It happens a bunch of times throughout the year – a video will post of an autistic kid doing something amazing, being surrounded by really cool kids who give him/her a moment. I’ve watched two such videos this week. With both, I had the thought/prayer, “Lord, please put people in Little Man’s life who will be like this for him.” I watched another this morning, and had a completely different thought….what if he never does anything amazing? Sucker punch to the momma gut.
He doesn’t play sports. He has no interest in it. We stopped baseball four years ago, and soccer two years ago. He was reaching an age kids were just so much bigger and entirely more skilled. His safety became an issue. And it was more of a fight to get him through every practice and game than it was worth. So, no sports. He doesn’t even help with any teams, hardly pays attention to his siblings’ activities. He doesn’t play an instrument. Again, no interest. He enjoys music, if he gets to choose and when he chooses. His favorite activities involve his Legos, Minecraft, Five Nights at Freddy’s, and watching all his favorite YouTube-ers. There’s little opportunity for public moments with any of those things.

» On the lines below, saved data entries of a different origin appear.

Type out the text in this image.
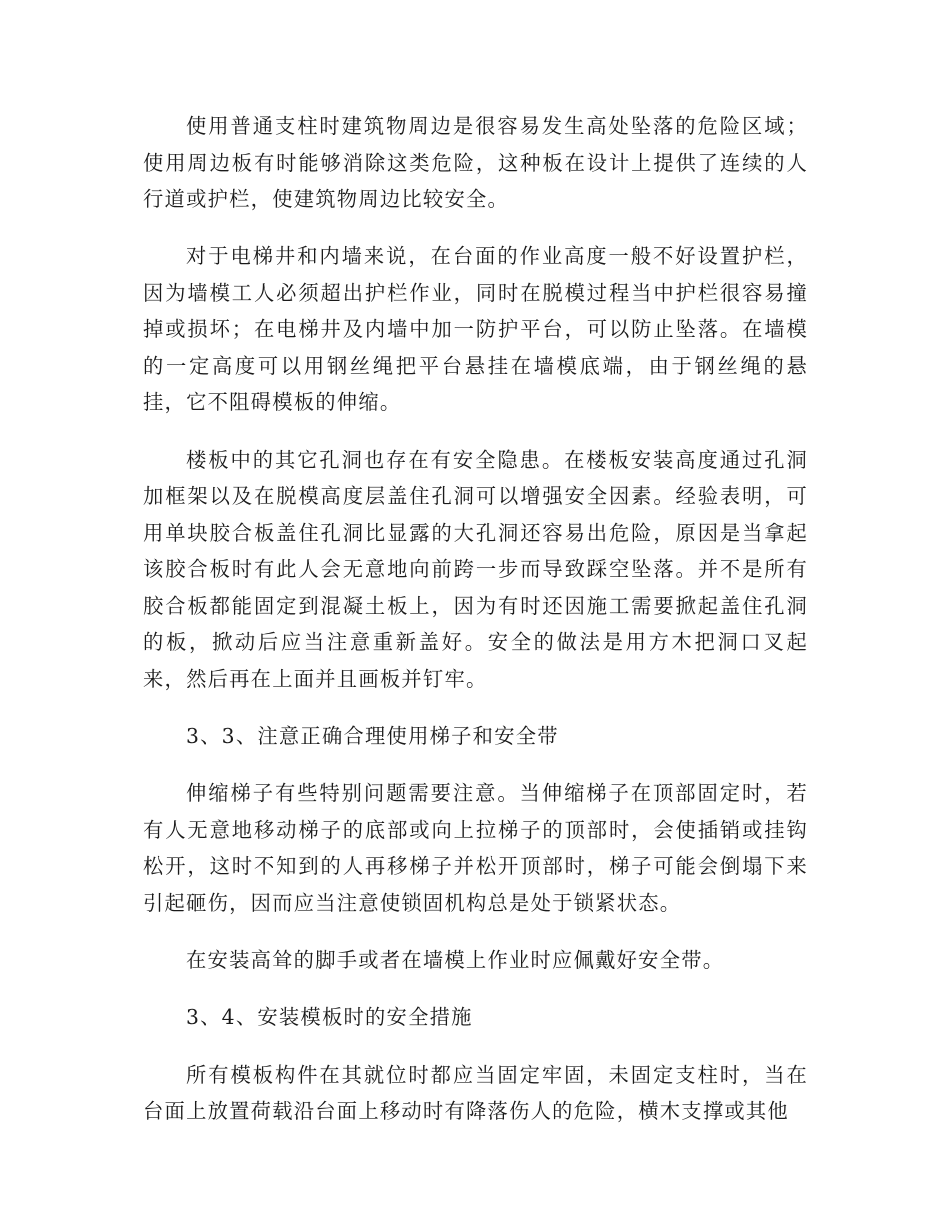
使用普通支柱时建筑物周边是很容易发生高处坠落的危险区域；使用周边板有时能够消除这类危险，这种板在设计上提供了连续的人行道或护栏，使建筑物周边比较安全。

对于电梯井和内墙来说，在台面的作业高度一般不好设置护栏，因为墙模工人必须超出护栏作业，同时在脱模过程当中护栏很容易撞掉或损坏；在电梯井及内墙中加一防护平台，可以防止坠落。在墙模的一定高度可以用钢丝绳把平台悬挂在墙模底端，由于钢丝绳的悬挂，它不阻碍模板的伸缩。

楼板中的其它孔洞也存在有安全隐患。在楼板安装高度通过孔洞加框架以及在脱模高度层盖住孔洞可以增强安全因素。经验表明，可用单块胶合板盖住孔洞比显露的大孔洞还容易出危险，原因是当拿起该胶合板时有此人会无意地向前跨一步而导致踩空坠落。并不是所有胶合板都能固定到混凝土板上，因为有时还因施工需要掀起盖住孔洞的板，掀动后应当注意重新盖好。安全的做法是用方木把洞口叉起来，然后再在上面并且画板并钉牢。

3、3、注意正确合理使用梯子和安全带

伸缩梯子有些特别问题需要注意。当伸缩梯子在顶部固定时，若有人无意地移动梯子的底部或向上拉梯子的顶部时，会使插销或挂钩松开，这时不知到的人再移梯子并松开顶部时，梯子可能会倒塌下来引起砸伤，因而应当注意使锁固机构总是处于锁紧状态。

在安装高耸的脚手或者在墙模上作业时应佩戴好安全带。

3、4、安装模板时的安全措施

所有模板构件在其就位时都应当固定牢固，未固定支柱时，当在台面上放置荷载沿台面上移动时有降落伤人的危险，横木支撑或其他
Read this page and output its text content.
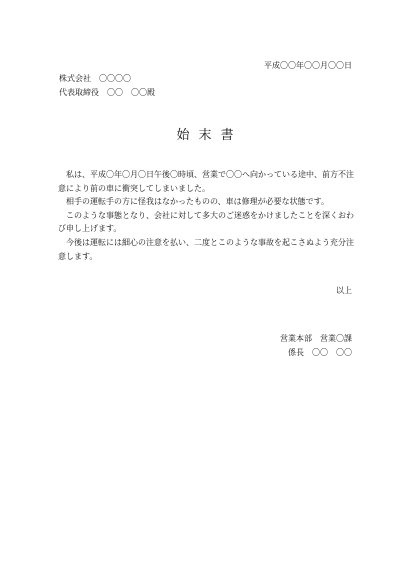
平成〇〇年〇〇月〇〇日
株式会社　〇〇〇〇
代表取締役　〇〇　〇〇殿
始末書

私は、平成〇年〇月〇日午後〇時頃、営業で〇〇へ向かっている途中、前方不注意により前の車に衝突してしまいました。

相手の運転手の方に怪我はなかったものの、車は修理が必要な状態です。

このような事態となり、会社に対して多大のご迷惑をかけましたことを深くおわび申し上げます。

今後は運転には細心の注意を払い、二度とこのような事故を起こさぬよう充分注意します。

以上
営業本部　営業〇課
係長　〇〇　〇〇
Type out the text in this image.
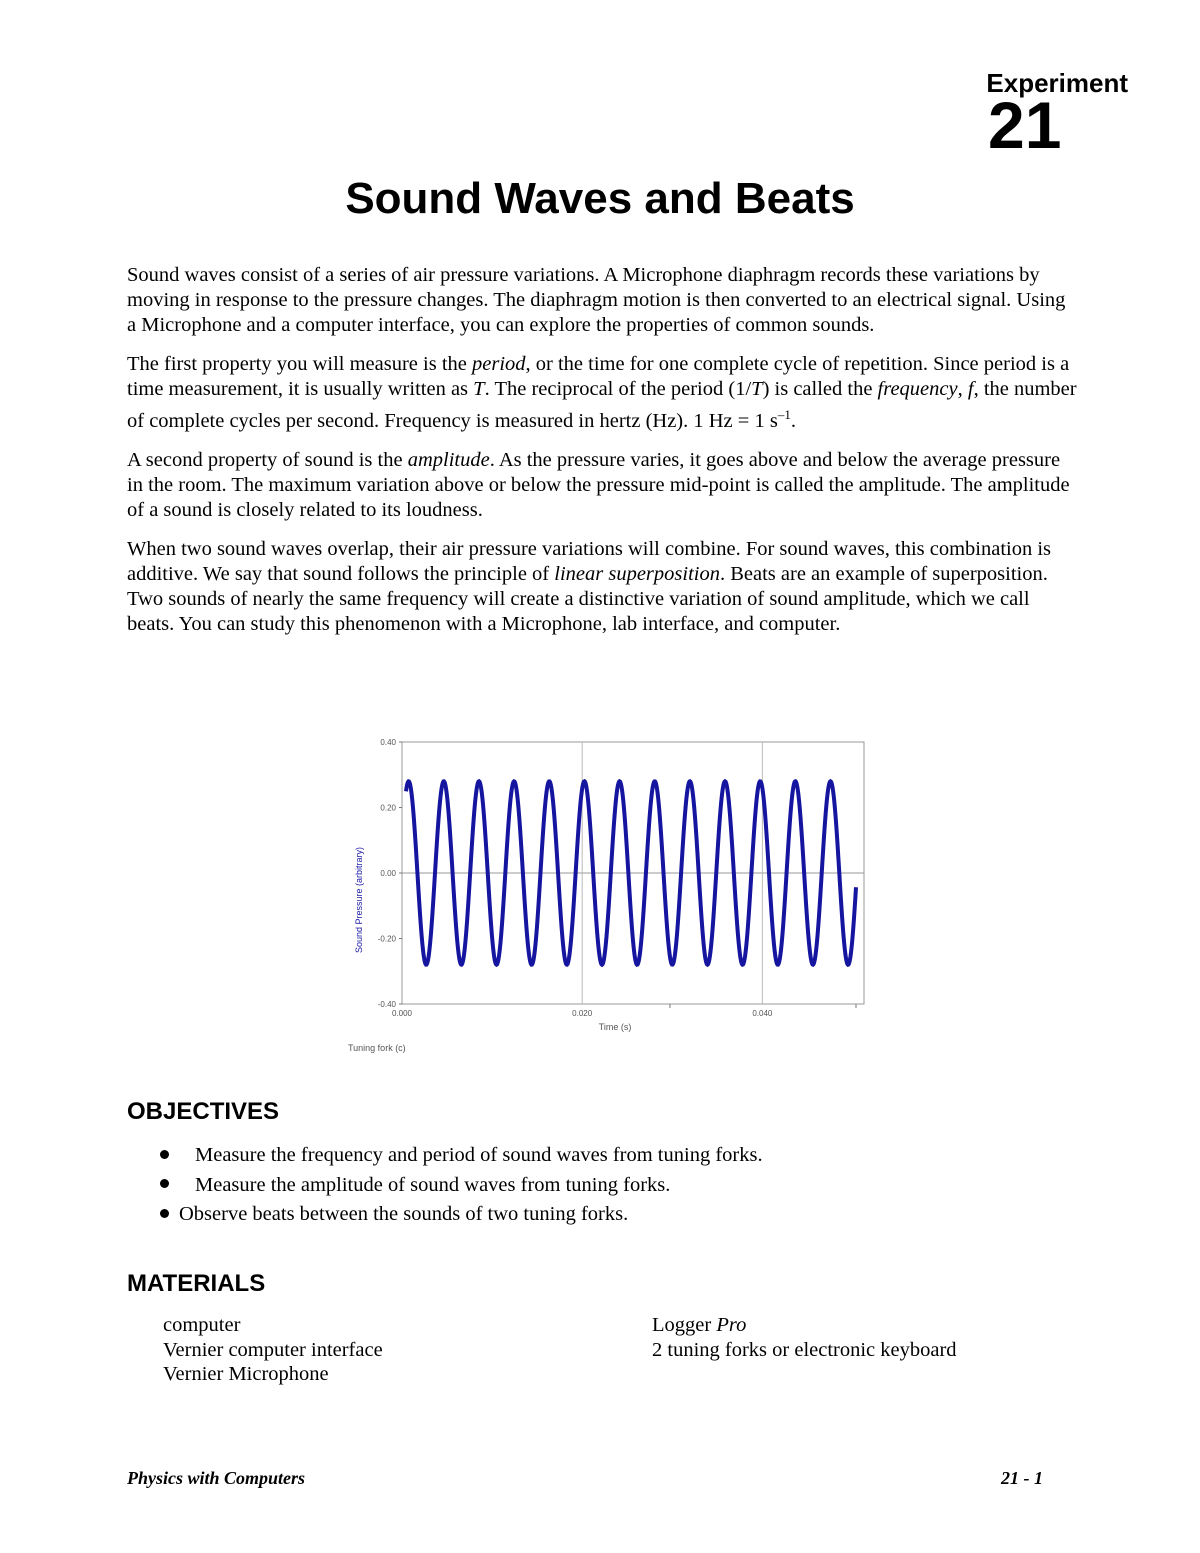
Experiment
21
Sound Waves and Beats

Sound waves consist of a series of air pressure variations. A Microphone diaphragm records these variations by moving in response to the pressure changes. The diaphragm motion is then converted to an electrical signal. Using a Microphone and a computer interface, you can explore the properties of common sounds.

The first property you will measure is the period, or the time for one complete cycle of repetition. Since period is a time measurement, it is usually written as T. The reciprocal of the period (1/T) is called the frequency, f, the number of complete cycles per second. Frequency is measured in hertz (Hz). 1 Hz = 1 $s^{-1}$.

A second property of sound is the amplitude. As the pressure varies, it goes above and below the average pressure in the room. The maximum variation above or below the pressure mid-point is called the amplitude. The amplitude of a sound is closely related to its loudness.

When two sound waves overlap, their air pressure variations will combine. For sound waves, this combination is additive. We say that sound follows the principle of linear superposition. Beats are an example of superposition. Two sounds of nearly the same frequency will create a distinctive variation of sound amplitude, which we call beats. You can study this phenomenon with a Microphone, lab interface, and computer.

0.40
0.20
0.00
-0.20
-0.40
0.000	0.020	0.040
Sound Pressure (arbitrary)
Time (s)
Tuning fork (c)
OBJECTIVES
Measure the frequency and period of sound waves from tuning forks.
Measure the amplitude of sound waves from tuning forks.
Observe beats between the sounds of two tuning forks.
MATERIALS
computer
Vernier computer interface
Vernier Microphone
Logger Pro
2 tuning forks or electronic keyboard
Physics with Computers	21 - 1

Where am I going with this? What do I want? I guess I want to know there will still be kids/teachers/coaches in his life who will still care about him enough to encourage him, create great moments acknowledging his effort and his struggle. He’s a hard kid. He’s hard to know. He can be hard to be around. He does have some awesome friends, and good golly am I thankful for them (and for their awesome, amazing, beyond-understanding parents). All I keep thinking is high school is coming in a few years. We’ve controlled his educational environment as much as possible to this point. Middle school would normally be the rude awakening, but we’ve avoided that with the school he is currently attending (more of an extended elementary school). High school will be the game changer, with all the potential for bullying you could ever terrify yourself. There are just so many kids, so many opportunities when adult eyes are not on him. Will he be bullied? Or will there be great kids who give him his moment? Will they even try to get him, or will they back away because he’s hard?
Can he still have his amazing, video-worthy moment? Will there be people in his life to help give him that, even if there are no sports, no music, no public opportunities to do so? He probably doesn’t even care, but it’s my need as his mom to really know people get him, and care about him and how he feels. I guess I just need to know there will be compassion for my sweet, difficult, amazing, beautiful child.